Bu amaçla, Milli Eğitim bünyesinde
üniversitelerden başlamak üzere etnik dil eğitiminin seçmeli ders olarak hayata
geçirilmesi ilk aşamayı oluşturmuş, şimdi de, "Ana dili Türkçe olmayan
yurttaşlarımızın kamu hizmetlerinden
kendi ana dillerinden eksiksiz olarak yararlanabilmesi söylemi bu ayrıştırmayı
iyice hızlandıracaktır.
Bu vahim duruma tuz biber ekercesine
"Seçimlerde ve siyasette dil yasaklarına son vereceğiz" demek,
TBMM'de de bir milletvekili ben etnik olarak Arnavut'um, Boşnak'ım, Kürt'üm
deyip o dilde konuşma yapabilecek demektir.
Bir başka tehlikeli söylem, ise Avrupa
Konseyi yerel Yönetimler şartına Türkiye'nin koyduğu çekinceleri kaldıracakları
anlamına gelen, "Yerel Yönetimlerin idari ve mali özerkliklerini
sınırlayan düzenlemeleri kaldıracağız" vaadidir.

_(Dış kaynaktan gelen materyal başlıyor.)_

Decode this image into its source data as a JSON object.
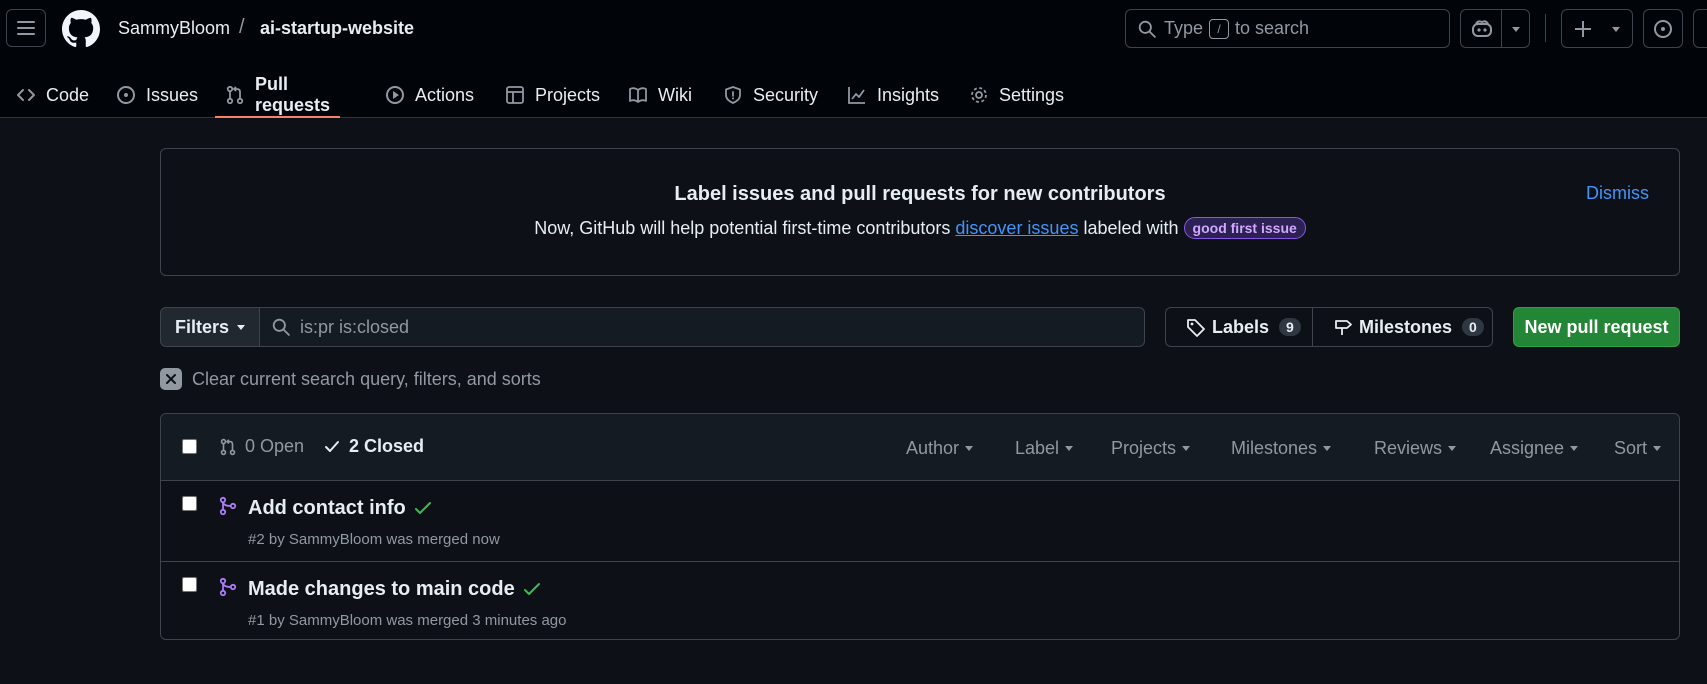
{
  "header": {
    "owner": "SammyBloom",
    "separator": "/",
    "repo": "ai-startup-website",
    "search": {
      "prefix": "Type",
      "key": "/",
      "suffix": "to search"
    }
  },
  "tabs": [
    {
      "label": "Code",
      "icon": "code-icon"
    },
    {
      "label": "Issues",
      "icon": "issue-opened-icon"
    },
    {
      "label": "Pull requests",
      "icon": "git-pull-request-icon",
      "active": true
    },
    {
      "label": "Actions",
      "icon": "play-icon"
    },
    {
      "label": "Projects",
      "icon": "table-icon"
    },
    {
      "label": "Wiki",
      "icon": "book-icon"
    },
    {
      "label": "Security",
      "icon": "shield-icon"
    },
    {
      "label": "Insights",
      "icon": "graph-icon"
    },
    {
      "label": "Settings",
      "icon": "gear-icon"
    }
  ],
  "banner": {
    "title": "Label issues and pull requests for new contributors",
    "desc_before": "Now, GitHub will help potential first-time contributors",
    "desc_link": "discover issues",
    "desc_after": "labeled with",
    "label": "good first issue",
    "dismiss": "Dismiss"
  },
  "filterbar": {
    "filters_label": "Filters",
    "query": "is:pr is:closed",
    "labels_label": "Labels",
    "labels_count": "9",
    "milestones_label": "Milestones",
    "milestones_count": "0",
    "new_pr_label": "New pull request"
  },
  "clear_label": "Clear current search query, filters, and sorts",
  "list": {
    "open_label": "0 Open",
    "closed_label": "2 Closed",
    "filters": [
      "Author",
      "Label",
      "Projects",
      "Milestones",
      "Reviews",
      "Assignee",
      "Sort"
    ],
    "rows": [
      {
        "title": "Add contact info",
        "meta": "#2 by SammyBloom was merged now"
      },
      {
        "title": "Made changes to main code",
        "meta": "#1 by SammyBloom was merged 3 minutes ago"
      }
    ]
  },
  "colors": {
    "background": "#0d1117",
    "header_bg": "#010409",
    "accent_underline": "#f78166",
    "link": "#4493f8",
    "merged": "#ab7df8",
    "success": "#3fb950",
    "primary_button": "#238636"
  }
}
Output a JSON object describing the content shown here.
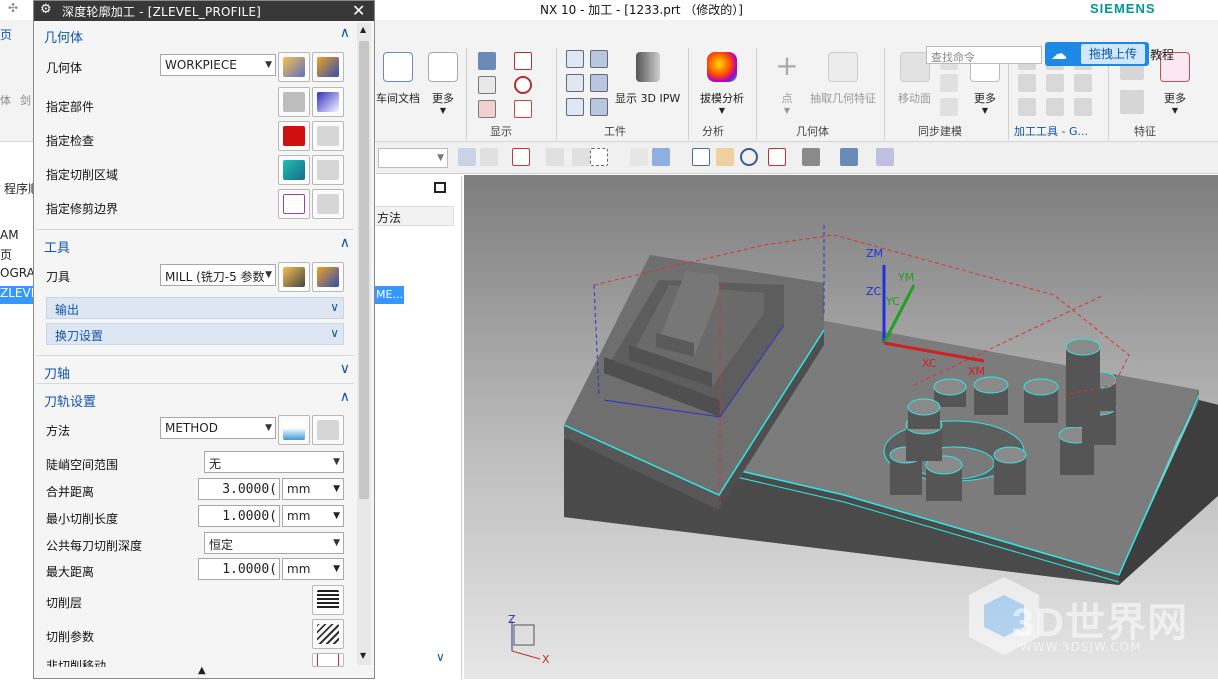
{
  "app": {
    "title": "NX 10 - 加工 - [1233.prt （修改的）]",
    "brand": "SIEMENS"
  },
  "search": {
    "placeholder": "查找命令"
  },
  "upload": {
    "label": "拖拽上传"
  },
  "tutorial": "教程",
  "ribbon": {
    "left_buttons": [
      {
        "label": "体"
      },
      {
        "label": "剑"
      }
    ],
    "buttons": [
      {
        "id": "workpiece-doc",
        "label": "车间文档"
      },
      {
        "id": "more1",
        "label": "更多"
      },
      {
        "id": "show3d",
        "label": "显示 3D IPW"
      },
      {
        "id": "draft",
        "label": "拔模分析"
      },
      {
        "id": "point",
        "label": "点"
      },
      {
        "id": "extract",
        "label": "抽取几何特征"
      },
      {
        "id": "moveface",
        "label": "移动面"
      },
      {
        "id": "more2",
        "label": "更多"
      },
      {
        "id": "more3",
        "label": "更多"
      }
    ],
    "groups": [
      {
        "label": "显示"
      },
      {
        "label": "工件"
      },
      {
        "label": "分析"
      },
      {
        "label": "几何体"
      },
      {
        "label": "同步建模"
      },
      {
        "label": "加工工具 - G..."
      },
      {
        "label": "特征"
      }
    ]
  },
  "tab_partial": "页",
  "navigator": {
    "title": "程序顺",
    "method_col": "方法",
    "rows": [
      "AM",
      "页",
      "OGRA",
      "ZLEVEL_"
    ],
    "method_cell": "ME..."
  },
  "dialog": {
    "title": "深度轮廓加工 - [ZLEVEL_PROFILE]",
    "geometry": {
      "section": "几何体",
      "geometry_label": "几何体",
      "geometry_value": "WORKPIECE",
      "specify_part": "指定部件",
      "specify_check": "指定检查",
      "specify_cut_area": "指定切削区域",
      "specify_trim": "指定修剪边界"
    },
    "tool": {
      "section": "工具",
      "tool_label": "刀具",
      "tool_value": "MILL (铣刀-5 参数",
      "output": "输出",
      "tool_change": "换刀设置"
    },
    "axis": {
      "section": "刀轴"
    },
    "path": {
      "section": "刀轨设置",
      "method_label": "方法",
      "method_value": "METHOD",
      "steep_label": "陡峭空间范围",
      "steep_value": "无",
      "merge_label": "合并距离",
      "merge_value": "3.0000(",
      "merge_unit": "mm",
      "min_cut_label": "最小切削长度",
      "min_cut_value": "1.0000(",
      "min_cut_unit": "mm",
      "depth_label": "公共每刀切削深度",
      "depth_value": "恒定",
      "max_dist_label": "最大距离",
      "max_dist_value": "1.0000(",
      "max_dist_unit": "mm",
      "cut_levels": "切削层",
      "cut_params": "切削参数",
      "non_cut": "非切削移动"
    }
  },
  "viewport": {
    "labels": {
      "zm": "ZM",
      "ym": "YM",
      "zc": "ZC",
      "yc": "YC",
      "xc": "XC",
      "xm": "XM",
      "triad_z": "Z",
      "triad_x": "X"
    }
  },
  "watermark": {
    "text": "3D世界网",
    "url": "WWW.3DSJW.COM"
  },
  "colors": {
    "accent": "#1e88e5",
    "dialog_header": "#383838",
    "selection": "#3399ff",
    "brand": "#009999"
  }
}
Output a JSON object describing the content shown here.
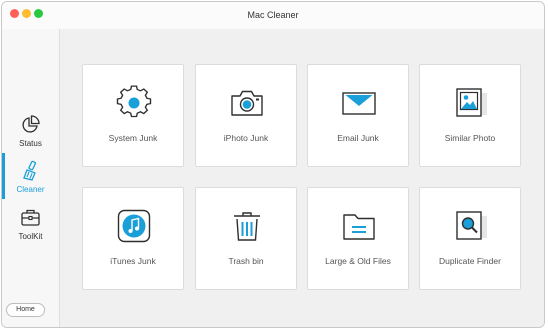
{
  "window": {
    "title": "Mac Cleaner",
    "traffic_lights": {
      "close_color": "#ff5f57",
      "minimize_color": "#febc2e",
      "zoom_color": "#28c840"
    }
  },
  "sidebar": {
    "items": [
      {
        "label": "Status",
        "icon": "pie-chart-icon",
        "active": false
      },
      {
        "label": "Cleaner",
        "icon": "broom-icon",
        "active": true
      },
      {
        "label": "ToolKit",
        "icon": "toolbox-icon",
        "active": false
      }
    ],
    "home_label": "Home"
  },
  "main": {
    "cards": [
      {
        "label": "System Junk",
        "icon": "gear-icon"
      },
      {
        "label": "iPhoto Junk",
        "icon": "camera-icon"
      },
      {
        "label": "Email Junk",
        "icon": "envelope-icon"
      },
      {
        "label": "Similar Photo",
        "icon": "photo-icon"
      },
      {
        "label": "iTunes Junk",
        "icon": "music-note-icon"
      },
      {
        "label": "Trash bin",
        "icon": "trash-icon"
      },
      {
        "label": "Large & Old Files",
        "icon": "folder-icon"
      },
      {
        "label": "Duplicate Finder",
        "icon": "magnifier-document-icon"
      }
    ]
  },
  "theme": {
    "accent": "#1a9fd9",
    "icon_stroke": "#2f2f2f"
  }
}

Ayrıştırıcı bir başka söylem ise "Kürt
Yurttaşlarımız" tanımının yer almasıdır.
Bu ülkeye vatandaşlık bağıyla bağlı
insanları etnik kökenlerine göre bir defa tarif etmeye başlarsak, "Arap
yurttaşlarımız", "Boşnak Yurttaşlarımız","Gürcü
Yurttaşlarımız","Arnavut Yurttaşlarımız" gibi tanımlar ve
bunların kollektif kültürel hak taleoleri de da peşlerinden gelecektir.
Aslında bu söylenen sözler, PKK terör
örgütünün ve onun siyasi uzantısının söylemlerini, bu iki bölücü unsurun
dışındaki bazı partilerin dile getirilmesidir.
Diğer bir deyişle bölücü terör örgütüne ve
onun siyasi uzantısına destek olunurken, devletin ve milletin uzun vadeli
menfaatlerine aykırı davranılmaktadır.